Para esta nueva colección pudimos ver piezas a la más pura estética de Marant, haciendo lo mejor que sabe hacer. Botas infinitas -en tonos neutros y otras, metálicas- que subían por las piernas de las modelos que desfilaron mini vestidos ajustados al cuerpo. Estos últimos,estaban fabricados en materiales diversos como lanas, mohair y punto de algodón. De la ultra sexy pasaba a looks urbanos presentados en capas y mostrando la inspiración encontrada en la vida al aire libre: parkas oversized, teddy bear coats, rompevientos de gran tamaño se deslizaban sobre sobre cálidas prendas de punto.
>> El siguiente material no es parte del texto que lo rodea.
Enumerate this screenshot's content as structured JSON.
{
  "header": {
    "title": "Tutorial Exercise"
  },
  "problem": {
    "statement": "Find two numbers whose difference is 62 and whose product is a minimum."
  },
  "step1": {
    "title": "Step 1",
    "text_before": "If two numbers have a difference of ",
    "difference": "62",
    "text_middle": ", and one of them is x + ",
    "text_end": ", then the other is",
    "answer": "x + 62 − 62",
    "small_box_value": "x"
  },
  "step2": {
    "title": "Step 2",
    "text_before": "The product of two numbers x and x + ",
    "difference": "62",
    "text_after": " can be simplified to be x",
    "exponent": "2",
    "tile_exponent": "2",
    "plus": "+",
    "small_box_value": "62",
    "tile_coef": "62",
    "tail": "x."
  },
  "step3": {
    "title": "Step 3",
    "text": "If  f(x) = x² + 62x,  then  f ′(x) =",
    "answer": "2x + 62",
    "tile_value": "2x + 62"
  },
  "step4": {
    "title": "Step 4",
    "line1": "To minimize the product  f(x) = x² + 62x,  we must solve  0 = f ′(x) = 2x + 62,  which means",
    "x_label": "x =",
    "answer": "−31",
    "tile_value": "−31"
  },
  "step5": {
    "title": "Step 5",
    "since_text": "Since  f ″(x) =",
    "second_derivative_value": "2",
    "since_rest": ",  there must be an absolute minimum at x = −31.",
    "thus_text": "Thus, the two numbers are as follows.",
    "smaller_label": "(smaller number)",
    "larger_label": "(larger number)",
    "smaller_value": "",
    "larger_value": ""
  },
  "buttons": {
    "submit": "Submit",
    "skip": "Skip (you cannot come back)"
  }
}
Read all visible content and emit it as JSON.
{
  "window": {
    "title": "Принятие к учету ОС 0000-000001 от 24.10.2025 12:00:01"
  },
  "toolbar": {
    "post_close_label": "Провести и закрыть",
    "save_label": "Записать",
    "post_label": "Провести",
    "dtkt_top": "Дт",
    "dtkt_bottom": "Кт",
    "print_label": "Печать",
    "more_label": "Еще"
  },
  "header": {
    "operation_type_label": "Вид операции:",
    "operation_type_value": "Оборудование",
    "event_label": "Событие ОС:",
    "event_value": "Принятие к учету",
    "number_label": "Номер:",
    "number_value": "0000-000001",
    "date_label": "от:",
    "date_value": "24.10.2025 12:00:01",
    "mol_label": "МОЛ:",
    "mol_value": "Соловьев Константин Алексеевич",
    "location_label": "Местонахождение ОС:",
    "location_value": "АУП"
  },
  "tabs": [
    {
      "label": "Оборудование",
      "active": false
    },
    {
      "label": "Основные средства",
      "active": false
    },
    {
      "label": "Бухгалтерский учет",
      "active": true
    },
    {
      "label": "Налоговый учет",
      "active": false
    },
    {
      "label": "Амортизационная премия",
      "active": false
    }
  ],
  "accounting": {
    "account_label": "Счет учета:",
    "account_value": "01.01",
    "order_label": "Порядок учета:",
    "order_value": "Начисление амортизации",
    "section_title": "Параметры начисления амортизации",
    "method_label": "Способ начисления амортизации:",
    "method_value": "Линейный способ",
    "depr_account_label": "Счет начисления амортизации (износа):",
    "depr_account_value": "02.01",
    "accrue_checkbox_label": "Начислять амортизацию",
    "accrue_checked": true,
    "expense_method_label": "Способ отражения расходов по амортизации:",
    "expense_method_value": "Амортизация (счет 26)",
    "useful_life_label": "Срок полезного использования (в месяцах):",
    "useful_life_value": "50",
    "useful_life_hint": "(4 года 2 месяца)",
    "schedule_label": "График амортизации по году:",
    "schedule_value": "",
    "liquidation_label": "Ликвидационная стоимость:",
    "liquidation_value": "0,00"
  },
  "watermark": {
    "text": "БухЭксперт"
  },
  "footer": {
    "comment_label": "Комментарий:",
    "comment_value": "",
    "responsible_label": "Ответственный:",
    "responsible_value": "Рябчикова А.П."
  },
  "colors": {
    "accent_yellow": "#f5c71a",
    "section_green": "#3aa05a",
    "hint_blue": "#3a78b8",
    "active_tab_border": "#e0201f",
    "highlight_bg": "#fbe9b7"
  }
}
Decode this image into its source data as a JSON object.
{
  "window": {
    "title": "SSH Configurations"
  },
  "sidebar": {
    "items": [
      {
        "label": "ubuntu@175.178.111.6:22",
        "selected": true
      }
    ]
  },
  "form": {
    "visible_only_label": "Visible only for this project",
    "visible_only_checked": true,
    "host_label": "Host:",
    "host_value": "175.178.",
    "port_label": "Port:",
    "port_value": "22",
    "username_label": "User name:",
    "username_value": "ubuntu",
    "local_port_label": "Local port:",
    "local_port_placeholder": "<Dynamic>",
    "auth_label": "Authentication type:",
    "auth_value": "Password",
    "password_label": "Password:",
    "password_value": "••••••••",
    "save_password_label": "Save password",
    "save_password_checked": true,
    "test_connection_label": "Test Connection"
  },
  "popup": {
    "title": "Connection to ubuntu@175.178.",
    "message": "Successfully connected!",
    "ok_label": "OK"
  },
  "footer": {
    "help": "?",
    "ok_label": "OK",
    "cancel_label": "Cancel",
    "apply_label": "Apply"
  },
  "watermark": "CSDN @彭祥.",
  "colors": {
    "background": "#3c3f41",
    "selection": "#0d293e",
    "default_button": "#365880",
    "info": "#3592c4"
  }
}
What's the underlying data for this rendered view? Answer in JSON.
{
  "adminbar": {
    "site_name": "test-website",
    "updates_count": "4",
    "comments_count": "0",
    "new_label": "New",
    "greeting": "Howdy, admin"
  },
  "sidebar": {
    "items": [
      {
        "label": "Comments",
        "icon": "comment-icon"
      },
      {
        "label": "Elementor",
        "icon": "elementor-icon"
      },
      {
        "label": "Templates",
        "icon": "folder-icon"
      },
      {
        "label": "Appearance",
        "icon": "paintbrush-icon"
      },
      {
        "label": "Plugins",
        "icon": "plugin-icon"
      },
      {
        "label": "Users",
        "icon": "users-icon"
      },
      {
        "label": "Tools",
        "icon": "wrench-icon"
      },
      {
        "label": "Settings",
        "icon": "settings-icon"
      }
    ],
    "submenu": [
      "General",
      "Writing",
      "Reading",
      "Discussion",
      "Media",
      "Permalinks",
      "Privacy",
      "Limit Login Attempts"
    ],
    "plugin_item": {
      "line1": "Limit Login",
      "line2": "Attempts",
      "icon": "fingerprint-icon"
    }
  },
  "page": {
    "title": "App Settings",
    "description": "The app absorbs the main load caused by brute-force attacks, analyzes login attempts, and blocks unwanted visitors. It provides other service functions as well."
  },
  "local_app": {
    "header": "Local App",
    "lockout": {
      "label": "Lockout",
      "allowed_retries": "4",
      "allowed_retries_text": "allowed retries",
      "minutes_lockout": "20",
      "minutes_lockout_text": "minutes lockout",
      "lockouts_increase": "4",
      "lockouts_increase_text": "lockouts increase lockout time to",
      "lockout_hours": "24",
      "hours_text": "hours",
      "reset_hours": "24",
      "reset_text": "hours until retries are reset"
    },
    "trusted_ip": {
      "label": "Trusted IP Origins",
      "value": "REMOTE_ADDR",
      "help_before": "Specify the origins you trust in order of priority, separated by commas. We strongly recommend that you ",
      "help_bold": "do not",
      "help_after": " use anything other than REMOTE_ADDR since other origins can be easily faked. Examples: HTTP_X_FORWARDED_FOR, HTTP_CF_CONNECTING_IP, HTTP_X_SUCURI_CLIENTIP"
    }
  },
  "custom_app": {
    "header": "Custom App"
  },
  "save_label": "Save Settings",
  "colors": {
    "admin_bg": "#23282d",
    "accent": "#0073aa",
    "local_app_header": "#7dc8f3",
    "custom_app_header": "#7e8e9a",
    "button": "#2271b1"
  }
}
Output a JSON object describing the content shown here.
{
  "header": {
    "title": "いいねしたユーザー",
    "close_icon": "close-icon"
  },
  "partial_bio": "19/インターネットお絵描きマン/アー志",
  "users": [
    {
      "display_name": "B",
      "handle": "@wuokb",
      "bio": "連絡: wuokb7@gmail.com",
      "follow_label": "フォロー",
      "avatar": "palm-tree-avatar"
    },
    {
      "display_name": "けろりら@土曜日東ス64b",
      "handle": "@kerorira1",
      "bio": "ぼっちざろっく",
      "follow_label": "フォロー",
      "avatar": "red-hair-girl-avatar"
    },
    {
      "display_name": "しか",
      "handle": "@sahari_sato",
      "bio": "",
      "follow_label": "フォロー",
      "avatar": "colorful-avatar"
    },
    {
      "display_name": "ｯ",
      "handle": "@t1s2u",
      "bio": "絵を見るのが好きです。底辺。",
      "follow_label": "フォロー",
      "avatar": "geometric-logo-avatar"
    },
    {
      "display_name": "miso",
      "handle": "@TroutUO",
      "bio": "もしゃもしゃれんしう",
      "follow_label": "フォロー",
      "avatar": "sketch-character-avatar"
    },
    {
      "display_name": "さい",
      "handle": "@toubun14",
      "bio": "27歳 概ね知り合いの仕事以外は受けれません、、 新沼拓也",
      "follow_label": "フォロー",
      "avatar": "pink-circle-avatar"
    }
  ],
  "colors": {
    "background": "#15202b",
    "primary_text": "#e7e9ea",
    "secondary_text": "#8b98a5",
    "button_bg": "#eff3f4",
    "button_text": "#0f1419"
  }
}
Una colección pensada para los climas fríos pero que no quieren sacrificar estilo ni comodidad, en la cual se vieron exaltadas piezas como los pantalones baggy, los abrigos y sweaters oversized, pero también la prendas denim y unos overalls de cuero que arrebataron todas las miradas. Para contrarrestar, también se incluyeron piezas destinadas para una salida de noche, como bodies de terciopelo, otro con encajes y transparencias,  y uno más -que cerró el desfile- formado por una malla metálica de cristales strass. También un look favorito fue un jumpsuit strapless con escote pronunciado, todo bordado con lentejuelas negras. 

La paleta tonal fue bastante sobria: camel, guinda, azul cobalto, beige, gris y el negro  básico. Hubo algunas piezas en fucsia, naranja otoñal y mostaza que avivaron la paleta del desfile, así como destellos metálicos otorgados por las lentejuelas  y el strass en algunas piezas. Los accesorios fueron discretos, algunas crossbody bags, y por supuesto, las antes mencionadas botas que ya son sello distintivo de la casa. Una colección que nos comprueba por qué Isabel Marant es la diseñadora más querida de la escena parisina.